The piece begins conventionally enough. Thompson and an anonymous interviewer discuss BANK, and particularly the success and sense of belonging that came with being part of the group: ‘We really cracked it. We were the beautiful people. It was great.’ Proceedings, though, suddenly take an unexpected turn, and new voices – of other artists and writers – appear scattered throughout the conversation. These are woven into the text rather than presented as simple quotations (although their origin is revealed in footnotes), and serve to disrupt the intimate flow of the interview while simultaneously hiding Thompson within it. Thompson uses the pseudo-interview to critique both the self-conscious nature of interviews and the way they are used to explain art works to an audience. In alerting us to this game-playing, though, questions of authenticity arise, which are, of course, also tackled by Thompson in the interview.

In the photographic work La danse de l’amour et de la haine de soi (The dance of self-love and self-hate, 2005) Thompson is on her own. She remains both present yet hidden – quite literally – by appearing in the centre of the work but shrouded almost completely beneath a blanket, slumped and dejected as though overwhelmed by the work at hand. Despite this, the studio in which she is placed is strangely impersonal. With its empty champagne bottle and coffee jug, and its walls strewn with source photographs and drawings, it fulfils all expectations of the ‘artist’s studio’ while revealing little.

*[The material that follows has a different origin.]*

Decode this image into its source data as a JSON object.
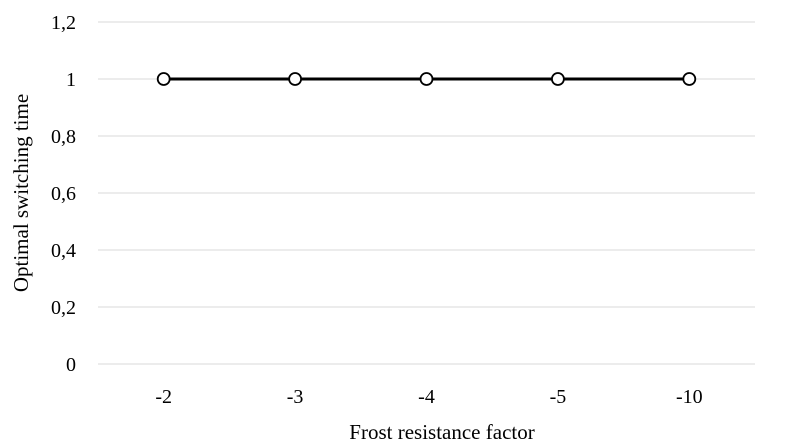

A series of drawings, of figures sketched alone but grouped as though at some kind of dinner party, is similarly hard to penetrate. The figures are disengaged from the audience – avoiding eye contact and presented with their mouths either covered or simply erased. More observational analysis is encouraged in a video work, Basking in the melodrama of my own self-consciousness, which reveals a middle-aged woman sitting alone in an outdoor café. Her dress and demeanour signify that she is wealthy, but we are left to speculate idly on her importance to Thompson, with few clues, although in the interview she is explained as signifying a terror of ageing and loneliness. Edited into the video are stock images of hand-crafted pottery and footage of expressive dance, all of which appear hopelessly unfashionable in the glare of a white cube space.

By contrast, a series of brightly coloured Modernist sculptures that round off the exhibition are confident. While the materials used are basic – they are constructed from the humble balsa wood – neatly undercutting any slickness, the works are subtitled ‘a curator’s friend’, teasingly acknowledging the sculptures’ easy, fashionable style.

Self-consciousness runs throughout the works here, yet with Thompson’s gently humorous and insightful touch they never become self-indulgent. Thompson reveals a multitude of opinions and ideas on the contemporary art world while never clarifying where her own sentiments lie, alluding to the performance that is inherent in being an artist and to the genuine anxieties that such role-playing entails.